「ごはんと旅は人をつなぐ。」をテーマに、おいしいごはんや素敵な旅を通じて、人と人を繋ぐ。そんな活動をしている料理家・ダーダこと山田英季さんによる、連載エッセイ。

 

山田さんが「とにかく、今これが食べたい気分」な美味しいレシピを、作っているときの熱量も一緒にお届けします。

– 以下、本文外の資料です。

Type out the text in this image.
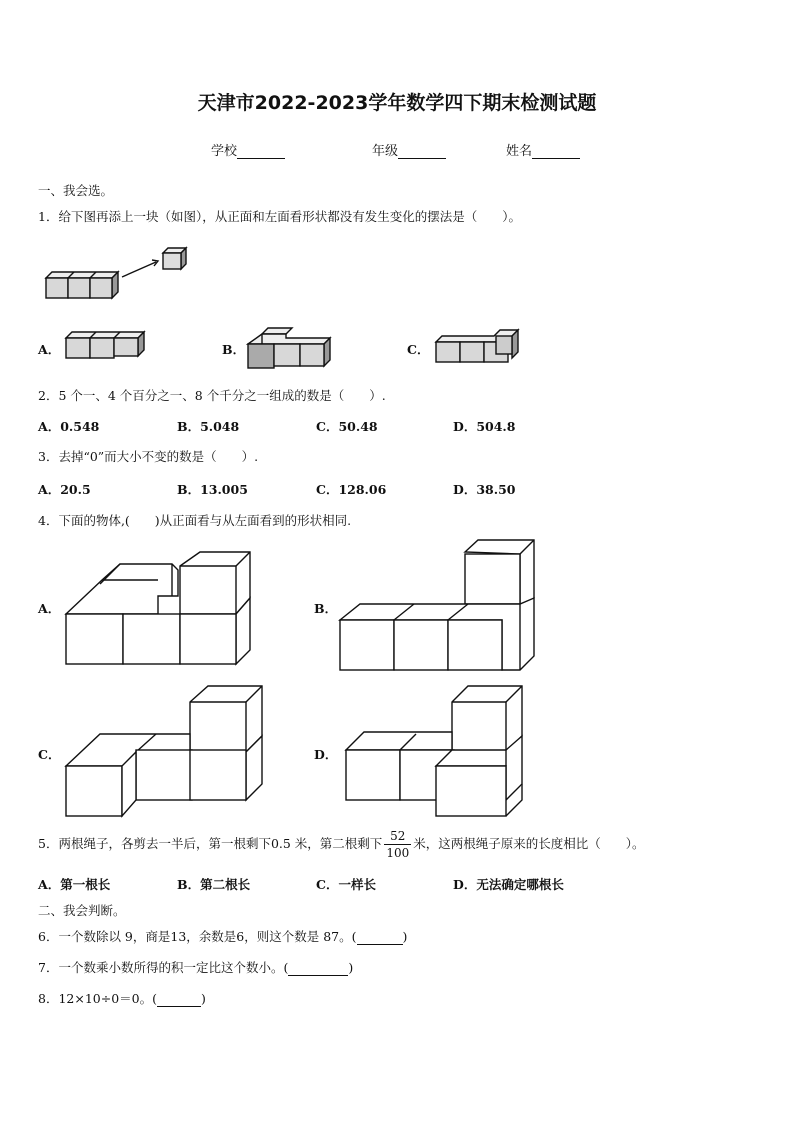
天津市2022-2023学年数学四下期末检测试题
学校	年级	姓名
一、我会选。
1．给下图再添上一块（如图），从正面和左面看形状都没有发生变化的摆法是（　　）。
A．	B．	C．
2．5 个一、4 个百分之一、8 个千分之一组成的数是（　　）.
A．0.548	B．5.048	C．50.48	D．504.8
3．去掉“0”而大小不变的数是（　　）.
A．20.5	B．13.005	C．128.06	D．38.50
4．下面的物体,(　　)从正面看与从左面看到的形状相同.
A．	B．
C．	D．
5．两根绳子，各剪去一半后，第一根剩下0.5 米，第二根剩下 $\frac{52}{100}$ 米，这两根绳子原来的长度相比（　　）。
A．第一根长	B．第二根长	C．一样长	D．无法确定哪根长
二、我会判断。
6．一个数除以 9，商是13，余数是6，则这个数是 87。(	)
7．一个数乘小数所得的积一定比这个数小。(	)
8．12×10÷0＝0。(	)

#08「大粒の季節、あさりとアスパラのレモンホイル焼き」

今年もお花見はお預けでしたので、お花屋さんで切り花を買うようにしています。

 

部屋の中でも気分がよくなりますし、毎朝の水の交換もなんだか、生活を見直すにピッタリな時間になっています。

 

さて、4月になってあさりがふっくらと大粒になってきました。ボンゴレパスタや、酒蒸し、お味噌汁にしてもおいしいですよね。

 

今回は、旬を迎えるあさりを使って、「あさりとアスパラのレモンホイル焼き」を作ります。

 

まずは、アスパラの硬い部分をピーラーで剥いて、三等分にします。

 

アルミホイルを広げて、アスパラをのせ、塩をふって下味をつけます。

 

その上に砂抜きしたあさりをのせ、黒こしょうをふったら、バターをのせます。

 

ここでポイントです。レモンを絞ってからホイル焼きにすることで、あさりとアスパラにレモンの香りがついて、それはそれは美味しくなるのです。余談ですが、アスパラの代わりに、菜の花やブロッコリーでも美味しく作れます。

 

さて、次はアルミホイルで包みます。あさりの殻が開くので、少しゆとりを持って包んであげてください。

 

フライパンにホイル焼きをセットして、水を注ぎ、蓋をしたら10分蒸し焼きにしましょう。

 

なんと簡単な料理!

 

さぁ、いざ、「オープン ホイル」。

 

ふっくらと蒸しあがったあさりから、レモンの香りがふわりと立ち上がり、鼻先を撫でるように通り過ぎていきます。幸せすぎる。

 

この瞬間、冷蔵庫で白ワインを冷やしておいた自分へ拍手をおくるのです。

 

4月の台所三箇条

  • 大粒のあさりを見つけたら、迷わず購入
  • ホイル焼きは、レモンとバターで!
  • 白ワインを冷やして、テーブルには花を飾ろう。

 

あさりのうま味を吸った、アスパラは甘くて何本でもいけちゃいます。軽くトーストしたバゲットをスープに浸すのもおいしい。

 

ご馳走さまでした。

「あさりとアスパラのレモンホイル焼き」レシピ

本日の材料 ふたり分 (調理時間:20分)

・あさり…………200g
・グリーンアスパラ………5本
・パセリ…………適量
・バター…………10g
・塩………………ふたつまみ
・黒こしょう……少々
・国産レモン…………1/4
・水………………大さじ2

作り方

①アスパラの硬い部分をむいて、3等分に切る。パセリはみじん切りする。
②アルミホイルを約30㎝長さに2枚切り、それぞれにアスパラをのせ、塩を振る。
③❷にあさり、黒こしょう、バターを等分にのせ、よく洗ったレモンを搾り、そのまま皮ごとホイルに包む。
④フライパンにホイル焼きを並べ、水を入れて蓋をし、中火で10分蒸し焼きにする。